Run by four entrepreneurial friends just down the road from the famous Abbaye de St-Michel de Cuxa, this hip bistro serves fine locally sourced fare in large portions, like pork tenderloin in corriollette (fairy-ring mushroom) sauce. Like the food, the setting is stylish: its sleek glass-walled building and steel-framed terrace were constructed by the village specifically to house this Bistrot de Pays (a government-subsidized network of village restaurants promoting commerce in rural areas).
The post-nouvelle haven for what is arguably Toulouse's finest dining departs radically from the traditional stick-to-your-ribs cuisine of southwest France, instead favoring Mediterranean formulas suited to the rhythms and reasons of modern living.
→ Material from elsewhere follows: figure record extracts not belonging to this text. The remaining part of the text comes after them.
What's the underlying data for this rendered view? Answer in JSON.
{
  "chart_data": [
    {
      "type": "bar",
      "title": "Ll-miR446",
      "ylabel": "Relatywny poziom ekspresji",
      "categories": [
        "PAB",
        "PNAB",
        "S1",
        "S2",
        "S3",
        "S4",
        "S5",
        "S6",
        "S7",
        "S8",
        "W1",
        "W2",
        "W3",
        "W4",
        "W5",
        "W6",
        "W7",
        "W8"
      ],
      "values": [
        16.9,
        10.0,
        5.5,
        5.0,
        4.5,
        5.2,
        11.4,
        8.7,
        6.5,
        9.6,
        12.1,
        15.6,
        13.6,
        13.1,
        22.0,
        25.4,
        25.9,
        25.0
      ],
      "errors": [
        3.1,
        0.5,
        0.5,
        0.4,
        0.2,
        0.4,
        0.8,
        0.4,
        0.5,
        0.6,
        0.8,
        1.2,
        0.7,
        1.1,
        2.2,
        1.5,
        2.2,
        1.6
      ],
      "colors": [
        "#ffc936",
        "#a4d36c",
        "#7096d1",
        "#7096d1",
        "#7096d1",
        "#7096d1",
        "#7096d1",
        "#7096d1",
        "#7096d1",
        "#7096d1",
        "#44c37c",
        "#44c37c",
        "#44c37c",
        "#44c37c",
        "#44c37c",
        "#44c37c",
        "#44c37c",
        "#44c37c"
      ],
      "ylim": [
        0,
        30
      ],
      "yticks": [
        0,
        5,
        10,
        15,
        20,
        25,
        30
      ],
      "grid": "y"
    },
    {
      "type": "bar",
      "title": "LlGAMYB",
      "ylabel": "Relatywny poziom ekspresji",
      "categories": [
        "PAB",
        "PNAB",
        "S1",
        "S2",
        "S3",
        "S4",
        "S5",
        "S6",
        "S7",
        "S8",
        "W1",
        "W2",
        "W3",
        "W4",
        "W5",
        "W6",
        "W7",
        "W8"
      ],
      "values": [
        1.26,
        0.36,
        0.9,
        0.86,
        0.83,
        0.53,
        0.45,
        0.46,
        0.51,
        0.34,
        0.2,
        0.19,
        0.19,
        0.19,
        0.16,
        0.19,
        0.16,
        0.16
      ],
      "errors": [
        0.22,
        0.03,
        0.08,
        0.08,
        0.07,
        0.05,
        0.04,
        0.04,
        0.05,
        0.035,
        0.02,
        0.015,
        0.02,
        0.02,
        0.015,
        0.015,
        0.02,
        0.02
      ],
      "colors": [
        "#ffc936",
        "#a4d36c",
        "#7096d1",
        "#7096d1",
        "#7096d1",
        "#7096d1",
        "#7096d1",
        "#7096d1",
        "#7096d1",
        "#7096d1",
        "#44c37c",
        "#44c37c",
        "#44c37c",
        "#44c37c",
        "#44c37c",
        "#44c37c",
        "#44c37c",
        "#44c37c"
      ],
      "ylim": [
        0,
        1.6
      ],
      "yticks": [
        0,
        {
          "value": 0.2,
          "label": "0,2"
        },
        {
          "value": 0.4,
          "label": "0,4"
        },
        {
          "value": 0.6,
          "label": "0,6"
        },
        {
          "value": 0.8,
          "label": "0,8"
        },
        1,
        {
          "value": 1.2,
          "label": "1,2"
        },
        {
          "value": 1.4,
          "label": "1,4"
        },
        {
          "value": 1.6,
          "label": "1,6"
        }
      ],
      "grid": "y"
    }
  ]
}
Delicacies like foie gras soup with Belon oysters or wild salmon in green curry sauce prove that chef Michel Sarran's two Michelin stars are well deserved. Don't count on a Saturday-night fête here; the restaurant is closed weekends—the obvious mark of a sought-after chef who is free to choose his own hours.
Just outside the upper city walls, this all-white urbanesque restaurant and wine bar, run by three food-and-design-savvy sisters, offers a reality check after the touristic, turreted streets of La Cité. The blackboard menu highlights experimental touches to classic dishes (like sautéed foie gras in a Thai broth) and helps attract a sophisticated, well-traveled clientele. If returning to the crowds leaves you feeling claustrophobic, consider one of the five loft-style guest rooms in the upstairs inn. Also ask about sister Delphine's B&B not far away.
Dine under a medieval vaulted ceiling or in a shaded courtyard at Cellier Morel, arguably the finest restaurant in Montpellier's historic center. Regional specialties are served in haute-cuisine fashion starting with an amuse-bouche and ending with a house-made douceur (sweet).
Expect to eat well at this pub-restaurant hidden on a backstreet near Place de la Comèdie. The restaurant side is a fashionable steak house á la francaise, where cuts of duck and beef are grilled over a wood fire and artfully served. It's owned by Montpellier rugby star François Trinh-Duc, and smartly dressed locals gather on the pub side to watch matches and socialize into the night.
At the foot of the famous Cathar castle of Lastors, this Michelin-starred treat comes as something of a surprise. Headed by the talented Jean-Marc Boyer, the restaurant serves inventive and artistic meals based on local ingredients.